I am working on ScrumPad chat refactoring now. In rails 2, the named_scope feature works really great for ActiveRecord models. Lets start with the code first-
The Source Code:
class ChatUser < ActiveRecord::Base
belongs_to :chat
belongs_to :user
belongs_to :chat_status, :foreign_key => "status_id"
named_scope :closed, lambda {|chat_id| {:conditions => ["status_id = #{ChatStatus::CLOSED} AND chat_id = ? ", chat_id]}} do
def invite()
each { |chat_user| chat_user.update_attribute(:status_id, ChatStatus::INVITED) }
end
end
named_scope :active_chats, lambda {|user_id| {:conditions => ["user_id = ? AND status_id not in (#{ChatStatus::CLOSED}, #{ChatStatus::LEFT})", user_id]}}
named_scope :with_chat, :include => :chat
end
So, you get an idea about the ChatUser class. Its a relation object between user, chat and chat_status with some additional fields.
How am I Using My named_scope?
ChatUser.closed(chat_id)
Gives me all the chat users who closed their chat windows for the chat having chat_id.
ChatUser.closed(chat_id).with_chat
Gives me the same objects as previous but eager loads the chat object. So, it saves plenty of database calls when I need to iterate through the chats!
ChatUser.closed(chat_id).invite()
Invites all users to a chat with chat_id if the buddy closed the chat window.
Why named_scope?
- named_scope is not just a syntactic sugar. It generates much less query using WHERE IN clause instead of WHERE = clause. So, reduces the number of calls to a single call.

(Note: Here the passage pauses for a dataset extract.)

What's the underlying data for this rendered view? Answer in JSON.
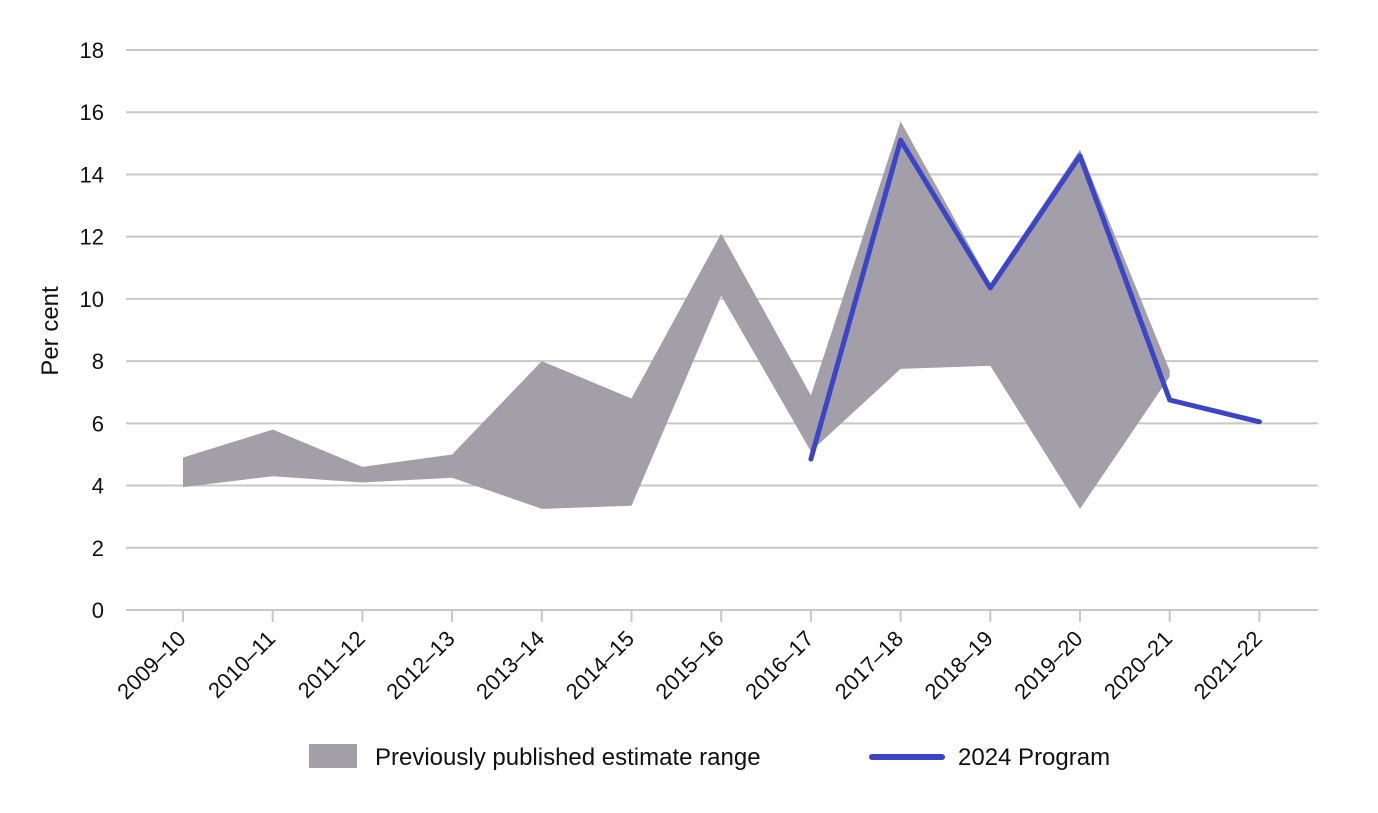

- Chaining the named_scope will generate only a single query for the chain. So, ChatUser.closed(chat_id).with_chat will produce only one query.
- You get rid of looping in many cases! It will help you to write concise and clear codes.
- When you can divide the objects in your classes in partitions, then you may wish to write the named_scope for partitioning the data. In my example, the :closed named_scope does this. So, I can add methods to this named_scope which actually works for the closed chats. It is kind of dividing your objects into named groups. So, it increases readability.
Let me know if you have another good example of a real life named_scope in your project.